Battery of Orderly Raises Strategic $5 Million for Its Unrestricted Liquidity Foundation
In a strategic move to bolster its presence in the decentralized finance (DeFi) and omni-trading sectors, Orderly Network has announced the successful completion of a $5 million fundraising round. The latest round was led by OKX Ventures and Manifold Trading, with participation from Presto Labs, LTP, Nomad Capital, and Origin Protocol.
This strategic round is part of the $20 million seed round announced by Orderly Network in June 2022, which also saw backing from Pantera, Sequoia China, Laser Digital, Dragonfly, and other prominent Web3 venture firms.
Orderly Network's unified order book is connected to six blockchains: Polygon, Arbitrum, Optimism, Base, Ethereum mainnet, and Mantle. The funds raised from the latest round will be used to support Orderly Network's mission of advancing the boundaries in the DeFi and omni-trading sectors.
Ran Yi, Co-founder of Orderly Network, stated, "We are committed to continuing our work in the DeFi and omni-trading sectors despite market volatility. With the funds from this round, we will bolster our capabilities and continue our trajectory of innovation and growth."
Enhancing Decentralized Governance, Trading Features, and Developer Tools
Orderly Network is focusing on expanding its decentralized governance, advanced trading features, and developer tools to boost liquidity and user engagement. Key initiatives include:
- Decentralized Governance (2025): Orderly plans to hand over protocol control to its community, enabling $ORDER token stakers to vote on upgrades, fees, and listings. This aims to decentralize decision-making and increase protocol alignment with users.
- Advanced Order Types (2025): Introduction of institutional-grade trading features such as TWAP (Time-Weighted Average Price) orders, pegged orders, and hedge mode allowing simultaneous long/short positions. These are intended to attract sophisticated traders and enhance trading sophistication.
- DEX-as-a-Service (2025): Release of a no-code software development kit (SDK) for developers to launch custom decentralized exchanges leveraging Orderly’s liquidity and multi-collateral strategy vaults, fostering ecosystem growth and easier integration.

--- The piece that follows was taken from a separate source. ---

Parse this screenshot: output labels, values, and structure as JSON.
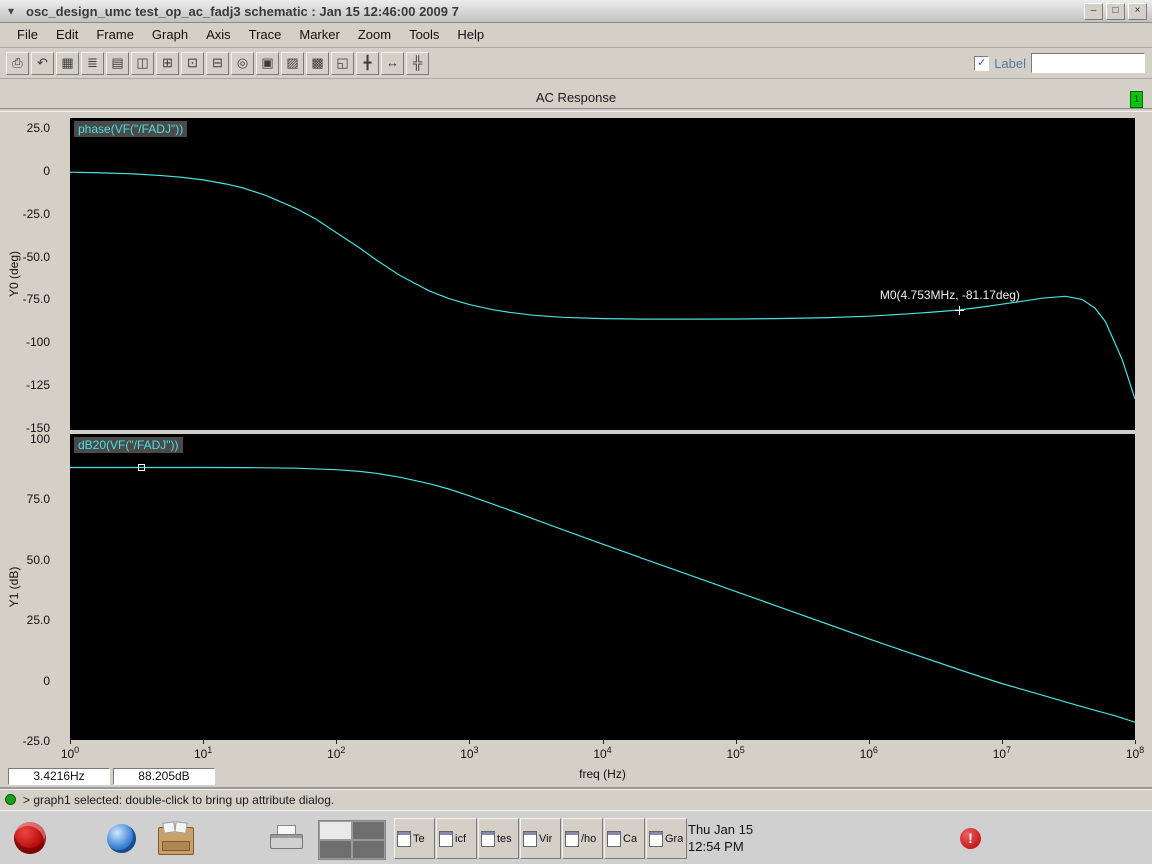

- Tokenomics and Revenue Model Updates: Orderly proposes to use 60% of net transaction fees for repurchasing $ORDER tokens, splitting rewards between stakers (esORDER tokens) and a community governance wallet. This system replaces earlier USDC-based rewards and aims to reduce token circulating supply and incentivize participation.
Ecosystem Integrations and Adoption
Orderly Network's success depends on growing user engagement, maintaining liquidity across chains, and balancing centralized custody integrations with decentralized ethos. In this regard, Orderly has made significant strides, with integrations like the one with Binance through custodial links, allowing users to use Binance balances on Orderly without bridging, deepening liquidity while introducing centralized custody exposure.
Partnerships with companies like NetMindAI have also introduced AI-driven trading agents and risk management tools, attracting algorithmic traders and further enhancing Orderly's offerings.
As of August 2025, Orderly hit all-time highs with $1.39 billion in 24-hour volume, over 4,500 active daily traders, and over $42,000 daily in net fees, highlighting strong liquidity, user adoption, and revenue potential.
Orderly Network's SDK enables Web3 teams to rapidly deploy sophisticated omnichain trading apps, further cementing its position as a permissionless liquidity layer building dApp tools for Web3 trading. The company's dedication to providing unchained liquidity for the Omni-Dex and the broader crypto trading ecosystem has earned it recognition and support from industry leaders.
In summary, Orderly Network is advancing toward a cross-chain, community-governed, feature-rich decentralized trading ecosystem that combines liquidity aggregation, institutional-grade tools, and developer-friendly infrastructure. Its success depends on growing user engagement, maintaining liquidity across chains, and balancing centralized custody integrations with decentralized ethos.